Barack Obama Misled in Debate on Born Alive Infants Protection Act, Abortion

National   |   Steven Ertelt   |   Jan 2, 2011   |   1:42PM   |   WASHINGTON, DC

Barack Obama Misled in Debate on Born Alive Infants Protection Act, Abortion

by Steven Ertelt
LifeNews.com Editor
October 16
, 2008

Washington, DC (LifeNews.com) — Barack Obama claimed during Wednesday night’s debate that there were legitimate reasons for him voting against a bill in the Illinois legislature that required medical care for newborns who survive abortions.
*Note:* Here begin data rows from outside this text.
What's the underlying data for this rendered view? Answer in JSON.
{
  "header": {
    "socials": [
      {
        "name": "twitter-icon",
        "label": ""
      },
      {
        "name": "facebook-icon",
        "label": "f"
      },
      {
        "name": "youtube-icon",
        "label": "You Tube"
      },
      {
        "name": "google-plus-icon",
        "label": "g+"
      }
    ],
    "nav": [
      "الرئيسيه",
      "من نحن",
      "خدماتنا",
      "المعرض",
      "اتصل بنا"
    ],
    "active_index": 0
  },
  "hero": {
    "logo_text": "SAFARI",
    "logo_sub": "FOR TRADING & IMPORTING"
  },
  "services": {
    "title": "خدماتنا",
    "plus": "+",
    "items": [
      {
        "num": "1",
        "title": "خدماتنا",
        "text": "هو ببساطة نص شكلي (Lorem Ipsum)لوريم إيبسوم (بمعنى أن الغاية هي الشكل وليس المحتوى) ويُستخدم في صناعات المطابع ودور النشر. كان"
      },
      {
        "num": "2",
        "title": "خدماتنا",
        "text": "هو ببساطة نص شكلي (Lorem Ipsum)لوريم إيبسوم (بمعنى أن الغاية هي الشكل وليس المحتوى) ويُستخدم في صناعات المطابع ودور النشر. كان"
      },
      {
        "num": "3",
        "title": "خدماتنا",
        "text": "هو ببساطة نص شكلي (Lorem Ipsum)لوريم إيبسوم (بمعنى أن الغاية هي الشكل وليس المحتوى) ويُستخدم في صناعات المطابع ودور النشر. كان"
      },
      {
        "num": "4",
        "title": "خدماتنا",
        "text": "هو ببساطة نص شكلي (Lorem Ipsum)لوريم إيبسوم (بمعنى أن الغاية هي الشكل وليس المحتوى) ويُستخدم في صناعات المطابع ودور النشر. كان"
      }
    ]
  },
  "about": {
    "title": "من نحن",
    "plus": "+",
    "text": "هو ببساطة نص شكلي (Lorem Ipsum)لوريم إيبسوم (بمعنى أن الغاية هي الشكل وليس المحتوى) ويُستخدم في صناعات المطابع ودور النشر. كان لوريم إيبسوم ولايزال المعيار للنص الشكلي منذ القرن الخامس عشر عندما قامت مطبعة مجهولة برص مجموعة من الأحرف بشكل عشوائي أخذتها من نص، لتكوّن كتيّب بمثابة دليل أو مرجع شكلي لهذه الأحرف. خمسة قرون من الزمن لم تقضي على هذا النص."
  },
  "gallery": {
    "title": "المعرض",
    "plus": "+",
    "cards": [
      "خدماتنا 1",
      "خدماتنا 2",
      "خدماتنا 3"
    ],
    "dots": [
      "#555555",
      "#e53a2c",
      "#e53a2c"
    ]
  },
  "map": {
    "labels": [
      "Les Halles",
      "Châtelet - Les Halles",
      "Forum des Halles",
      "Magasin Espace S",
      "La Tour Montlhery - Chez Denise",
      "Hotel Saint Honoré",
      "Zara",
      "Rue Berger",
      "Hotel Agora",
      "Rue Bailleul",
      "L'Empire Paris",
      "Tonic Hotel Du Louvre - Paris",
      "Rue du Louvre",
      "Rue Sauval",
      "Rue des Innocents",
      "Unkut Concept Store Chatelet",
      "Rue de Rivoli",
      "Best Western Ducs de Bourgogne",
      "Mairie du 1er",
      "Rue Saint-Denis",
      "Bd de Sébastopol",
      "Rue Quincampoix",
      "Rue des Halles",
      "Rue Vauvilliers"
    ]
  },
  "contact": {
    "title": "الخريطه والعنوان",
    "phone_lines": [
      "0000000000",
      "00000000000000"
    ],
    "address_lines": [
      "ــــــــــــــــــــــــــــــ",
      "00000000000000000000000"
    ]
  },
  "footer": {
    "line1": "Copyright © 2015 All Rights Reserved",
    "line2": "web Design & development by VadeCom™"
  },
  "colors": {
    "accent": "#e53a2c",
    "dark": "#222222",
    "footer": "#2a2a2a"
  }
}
However, a leading pro-life advocate says the rationale is misleading and not factual.

Douglas Johnson, the legislative director for the National Right to Life Committee told LifeNews.com, "On partial-birth abortion and on the rights of infants who survive abortions, Barack Obama’s answers in the third presidential debate were highly misleading."

Johnson says the Illinois Born-Alive Infants Protection Act was a simple three-sentence bill to establish that every baby who achieved "complete expulsion or extraction" from the mother, and who showed defined signs of life, was to enjoy the legal protections of a "person."

As a state senator, Obama led the opposition to this bill in 2001, 2002, and 2003, with Obama voting against the final version at a committee meeting he chaired.

During the presidential debate, Obama said, "The fact is that there was already a law on the books in Illinois that required providing lifesaving treatment."

Johnson calls that claim "misleading" and says the law already on the books, 720 ILCS 510.6, applies only when an abortion practitioner declares before the abortion that there was "a reasonable likelihood of sustained survival of the fetus outside the womb."

"But humans are often born alive a month or more before they reach the point where such ‘sustained survival’ – that is, long-term survival – is likely or possible (which is often called the point of ‘viability.’")

Johnson also noted that when Obama spoke out on the Illinois Senate floor against the 2001 version of the bill he did not note the presence of any previous law addressing the issue.

"Rather, he objected to defining what he called a ‘previable fetus’ as a legal ‘person’ — even though the bill clearly applied only to fully born infants," Johnson said.

Johnson explained that a 1993 consent decree issued by a federal court nullified key provisions of the prior law and that it was "so riddled with loopholes as to be virtually unenforceable even with respect to babies who had clearly achieved the capacity for long-term survival."

He added: "During Obama’s time in the state Senate there were other bills to close some of these loopholes in order to provide more effective protections for post-viable abortion survivors. Obama opposed those bills, too."

Also during the presidential debate, Obama said the Born Alive bill "would have helped to undermine Roe v. Wade."

Johnson pointed out that, at the March 13, 2003 committee meeting over which Obama presided, a neutrality clause was inserted into the bill from the federal version which remedied any concerns the bill would violate Roe. Obama then led the committee Democrats in voting down the bill, anyway.

For years afterwards, Obama claimed the bill had lacked the neutrality clause and on August 16, 2008, Obama said National Right to Life was lying when it said otherwise.

"This dispute was reviewed by both FactCheck.org and Politifact.org, both of which came down on NRLC’s side," Johnson concluded.